Ce schéma doit permettre à la commune d’agir sur des problématiques locales quotidiennes : lutte contre les dépôts sauvages, respect de la circulation et de la voirie communale, constat d’incivilités. Le maire et la FDGM précisent toutefois que l’outil ne remplace pas les polices municipale ou nationale mais complète les moyens existants.
- Date de signature : 13 août 2026
- Décision du conseil municipal : 24 juin 2026
- Durée de la convention : 5 ans (résiliable annuellement)
- Statut : bénévole, formé, agréé, assermenté
- Pouvoirs : verbaliser, constater; pas d’armement
Un précédent pour le département ?
La FDGM espère que l’initiative de Langonnet fera école : « Nous espérons que cette démarche incitera d’autres communes du Morbihan à suivre l’exemple », ont déclaré les représentants de la fédération, selon la commune. L’organisation se dit prête à assurer le suivi des missions du garde en fonction de la feuille de route locale.

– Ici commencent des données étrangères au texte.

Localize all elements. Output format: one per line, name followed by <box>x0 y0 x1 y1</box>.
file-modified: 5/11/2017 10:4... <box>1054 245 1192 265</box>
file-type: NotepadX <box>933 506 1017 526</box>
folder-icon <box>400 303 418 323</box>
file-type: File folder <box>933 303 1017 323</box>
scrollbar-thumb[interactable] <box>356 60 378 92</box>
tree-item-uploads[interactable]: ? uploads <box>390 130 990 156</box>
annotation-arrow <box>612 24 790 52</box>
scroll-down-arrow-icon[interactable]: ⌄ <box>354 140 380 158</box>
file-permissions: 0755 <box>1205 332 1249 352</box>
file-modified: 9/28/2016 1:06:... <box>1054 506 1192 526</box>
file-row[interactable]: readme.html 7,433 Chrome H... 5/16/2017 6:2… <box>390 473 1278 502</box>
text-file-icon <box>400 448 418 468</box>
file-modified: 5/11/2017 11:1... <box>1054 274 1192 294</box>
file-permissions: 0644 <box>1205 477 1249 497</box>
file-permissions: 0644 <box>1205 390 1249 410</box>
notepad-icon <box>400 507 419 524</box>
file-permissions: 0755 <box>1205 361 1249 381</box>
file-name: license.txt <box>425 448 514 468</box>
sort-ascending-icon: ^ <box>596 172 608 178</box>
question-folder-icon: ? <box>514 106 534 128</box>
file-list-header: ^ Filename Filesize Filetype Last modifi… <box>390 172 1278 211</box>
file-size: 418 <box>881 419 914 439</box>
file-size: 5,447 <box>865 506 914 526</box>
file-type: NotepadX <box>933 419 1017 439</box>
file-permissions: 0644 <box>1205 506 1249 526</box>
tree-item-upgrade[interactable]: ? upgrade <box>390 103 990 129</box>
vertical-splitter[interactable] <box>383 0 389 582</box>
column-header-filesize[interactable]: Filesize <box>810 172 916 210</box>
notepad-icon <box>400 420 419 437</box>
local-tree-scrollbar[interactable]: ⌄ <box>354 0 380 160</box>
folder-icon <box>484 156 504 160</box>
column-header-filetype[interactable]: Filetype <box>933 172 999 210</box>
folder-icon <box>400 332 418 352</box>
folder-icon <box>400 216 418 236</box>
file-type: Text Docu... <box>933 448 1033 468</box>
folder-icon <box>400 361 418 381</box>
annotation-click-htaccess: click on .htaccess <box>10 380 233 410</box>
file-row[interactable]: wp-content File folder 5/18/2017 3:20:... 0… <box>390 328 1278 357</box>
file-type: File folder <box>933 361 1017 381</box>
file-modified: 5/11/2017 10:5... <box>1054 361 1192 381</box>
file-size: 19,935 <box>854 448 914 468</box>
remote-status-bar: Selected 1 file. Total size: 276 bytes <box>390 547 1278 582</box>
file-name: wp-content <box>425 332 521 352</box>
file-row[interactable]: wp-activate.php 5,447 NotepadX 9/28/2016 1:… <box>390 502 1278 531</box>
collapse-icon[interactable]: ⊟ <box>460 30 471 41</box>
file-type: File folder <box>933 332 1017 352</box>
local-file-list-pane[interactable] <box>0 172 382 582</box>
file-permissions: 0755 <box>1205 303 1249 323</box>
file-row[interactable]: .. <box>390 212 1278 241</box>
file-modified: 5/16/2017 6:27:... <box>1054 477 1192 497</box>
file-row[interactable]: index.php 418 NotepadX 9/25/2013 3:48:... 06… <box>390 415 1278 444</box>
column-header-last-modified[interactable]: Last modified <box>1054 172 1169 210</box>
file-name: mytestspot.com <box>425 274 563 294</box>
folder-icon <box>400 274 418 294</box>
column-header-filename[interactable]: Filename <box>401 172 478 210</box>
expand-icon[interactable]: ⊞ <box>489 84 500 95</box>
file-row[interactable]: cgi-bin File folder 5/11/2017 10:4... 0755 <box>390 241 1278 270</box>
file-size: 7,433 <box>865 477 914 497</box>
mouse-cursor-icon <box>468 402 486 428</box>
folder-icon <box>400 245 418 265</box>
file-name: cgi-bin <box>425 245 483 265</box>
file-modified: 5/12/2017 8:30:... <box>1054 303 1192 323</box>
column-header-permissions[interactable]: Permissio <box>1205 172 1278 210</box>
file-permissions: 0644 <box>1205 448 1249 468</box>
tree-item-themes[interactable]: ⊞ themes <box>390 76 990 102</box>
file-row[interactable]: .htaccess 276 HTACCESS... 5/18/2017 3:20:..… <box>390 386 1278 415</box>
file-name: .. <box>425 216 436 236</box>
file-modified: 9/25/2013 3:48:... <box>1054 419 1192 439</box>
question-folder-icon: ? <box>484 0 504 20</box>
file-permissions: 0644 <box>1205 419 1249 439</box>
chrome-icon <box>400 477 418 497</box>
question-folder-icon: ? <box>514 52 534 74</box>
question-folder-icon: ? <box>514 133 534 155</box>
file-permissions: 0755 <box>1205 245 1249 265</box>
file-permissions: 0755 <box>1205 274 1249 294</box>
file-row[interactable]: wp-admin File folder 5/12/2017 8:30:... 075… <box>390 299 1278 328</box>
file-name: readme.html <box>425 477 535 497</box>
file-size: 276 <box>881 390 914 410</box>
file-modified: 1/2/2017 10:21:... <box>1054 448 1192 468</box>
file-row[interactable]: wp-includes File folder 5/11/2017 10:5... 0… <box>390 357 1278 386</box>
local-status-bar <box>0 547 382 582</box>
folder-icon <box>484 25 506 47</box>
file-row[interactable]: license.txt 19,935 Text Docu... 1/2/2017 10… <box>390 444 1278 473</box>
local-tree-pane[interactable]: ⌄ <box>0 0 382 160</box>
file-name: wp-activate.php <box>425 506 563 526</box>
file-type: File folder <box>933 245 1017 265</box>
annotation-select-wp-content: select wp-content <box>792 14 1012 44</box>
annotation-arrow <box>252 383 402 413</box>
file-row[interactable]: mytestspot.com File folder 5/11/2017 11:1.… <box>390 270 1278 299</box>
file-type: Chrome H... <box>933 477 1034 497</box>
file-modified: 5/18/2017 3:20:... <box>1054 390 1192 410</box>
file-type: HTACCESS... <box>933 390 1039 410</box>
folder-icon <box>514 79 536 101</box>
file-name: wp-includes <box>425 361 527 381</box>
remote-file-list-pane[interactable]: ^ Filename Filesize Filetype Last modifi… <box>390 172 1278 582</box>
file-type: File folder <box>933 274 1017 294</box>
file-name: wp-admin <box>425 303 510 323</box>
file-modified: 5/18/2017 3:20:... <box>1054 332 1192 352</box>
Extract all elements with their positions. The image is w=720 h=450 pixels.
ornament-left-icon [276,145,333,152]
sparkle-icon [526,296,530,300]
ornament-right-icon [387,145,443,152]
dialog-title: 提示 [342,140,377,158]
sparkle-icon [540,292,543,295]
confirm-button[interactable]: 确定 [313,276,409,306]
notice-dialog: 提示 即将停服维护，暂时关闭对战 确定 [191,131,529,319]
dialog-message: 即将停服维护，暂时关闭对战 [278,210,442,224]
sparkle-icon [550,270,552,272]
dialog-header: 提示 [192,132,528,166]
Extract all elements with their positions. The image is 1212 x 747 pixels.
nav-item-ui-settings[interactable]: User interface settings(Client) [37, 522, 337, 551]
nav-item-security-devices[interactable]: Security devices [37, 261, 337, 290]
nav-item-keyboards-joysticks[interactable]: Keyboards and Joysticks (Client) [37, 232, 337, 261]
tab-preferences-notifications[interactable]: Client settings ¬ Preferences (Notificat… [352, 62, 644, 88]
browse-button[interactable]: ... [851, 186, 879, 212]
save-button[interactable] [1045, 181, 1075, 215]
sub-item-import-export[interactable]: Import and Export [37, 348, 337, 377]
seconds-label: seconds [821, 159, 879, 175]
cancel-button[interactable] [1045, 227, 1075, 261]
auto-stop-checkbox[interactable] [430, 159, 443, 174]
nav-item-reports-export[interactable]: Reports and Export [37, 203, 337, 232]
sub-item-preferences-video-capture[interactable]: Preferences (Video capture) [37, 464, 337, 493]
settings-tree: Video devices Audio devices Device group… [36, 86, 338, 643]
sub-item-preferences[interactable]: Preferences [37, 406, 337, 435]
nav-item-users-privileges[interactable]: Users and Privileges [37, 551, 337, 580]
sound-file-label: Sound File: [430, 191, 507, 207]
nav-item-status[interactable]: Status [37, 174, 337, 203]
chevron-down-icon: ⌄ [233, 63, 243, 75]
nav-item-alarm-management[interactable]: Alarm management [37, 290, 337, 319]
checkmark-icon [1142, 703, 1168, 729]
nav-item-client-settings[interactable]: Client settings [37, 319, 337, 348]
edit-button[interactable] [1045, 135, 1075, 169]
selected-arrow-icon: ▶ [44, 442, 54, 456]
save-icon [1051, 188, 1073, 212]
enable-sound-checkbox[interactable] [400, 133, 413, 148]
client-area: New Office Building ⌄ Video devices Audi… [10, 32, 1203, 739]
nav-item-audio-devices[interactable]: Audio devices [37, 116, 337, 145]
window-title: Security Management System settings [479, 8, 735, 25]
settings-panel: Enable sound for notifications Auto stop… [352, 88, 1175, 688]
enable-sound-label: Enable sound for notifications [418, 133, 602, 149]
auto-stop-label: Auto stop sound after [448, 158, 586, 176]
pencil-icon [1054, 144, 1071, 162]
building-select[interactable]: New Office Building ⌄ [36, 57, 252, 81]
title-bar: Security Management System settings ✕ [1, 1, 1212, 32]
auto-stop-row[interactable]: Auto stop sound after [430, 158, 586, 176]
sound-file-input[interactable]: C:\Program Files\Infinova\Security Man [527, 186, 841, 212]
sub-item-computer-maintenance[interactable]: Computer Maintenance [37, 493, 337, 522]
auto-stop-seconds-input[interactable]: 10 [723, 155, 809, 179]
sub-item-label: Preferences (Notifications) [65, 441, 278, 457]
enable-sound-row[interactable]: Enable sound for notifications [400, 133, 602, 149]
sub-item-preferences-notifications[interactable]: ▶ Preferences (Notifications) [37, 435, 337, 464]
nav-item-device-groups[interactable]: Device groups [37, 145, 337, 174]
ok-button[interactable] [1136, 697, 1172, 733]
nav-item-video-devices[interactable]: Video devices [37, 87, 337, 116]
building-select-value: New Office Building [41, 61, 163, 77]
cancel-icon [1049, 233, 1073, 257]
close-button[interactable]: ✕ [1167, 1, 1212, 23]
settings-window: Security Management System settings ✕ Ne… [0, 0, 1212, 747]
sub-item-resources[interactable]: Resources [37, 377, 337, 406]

Pour les élus municipaux, l’intérêt est double : mieux protéger le patrimoine communal et améliorer la qualité de vie sans recourir systématiquement à des sanctions lourdes. L’accent est mis sur la prévention et sur une présence dissuasive sur le terrain, notamment pour éviter les dépôts sauvages et régler des problèmes de circulation sur la voirie communale.
| Élément | Contenu |
|---|---|
| Périmètre | Domaine public communal (voirie, espaces municipaux) |
| Statut | Bénévole, formé, agréé, assermenté |
| Durée de la convention | 5 ans (résiliable annuellement) |
| Prérogatives | Constatation, verbalisation (sans port d’arme) |
Questions pratiques pour les habitants
La mise en place de ce dispositif soulève des questions pratiques : qui sera recruté, quels horaires d’intervention, comment signaler un problème au garde particulier ? La commune indique que ces éléments figureront dans la feuille de route définie par la municipalité et communiquée aux habitants une fois l’agent en poste.
La convention prévoit également un suivi régulier par la FDGM pour s’assurer du respect du cadre légal et de l’adéquation des missions aux besoins locaux. Si la démarche est présentée comme un outil de prévention, sa réussite dépendra de la définition claire des tâches, de la formation de l’agent et de la coordination avec les autres services publics.
À Langonnet, élus et fédération mettent en avant la volonté d’expérimenter une solution locale, encadrée, visant à renforcer la présence sur l’espace public sans équiper l’agent d’un armement ni lui confier des compétences judiciaires étendues. Reste à voir si d’autres communes du Morbihan emboîteront le pas dans les mois à venir.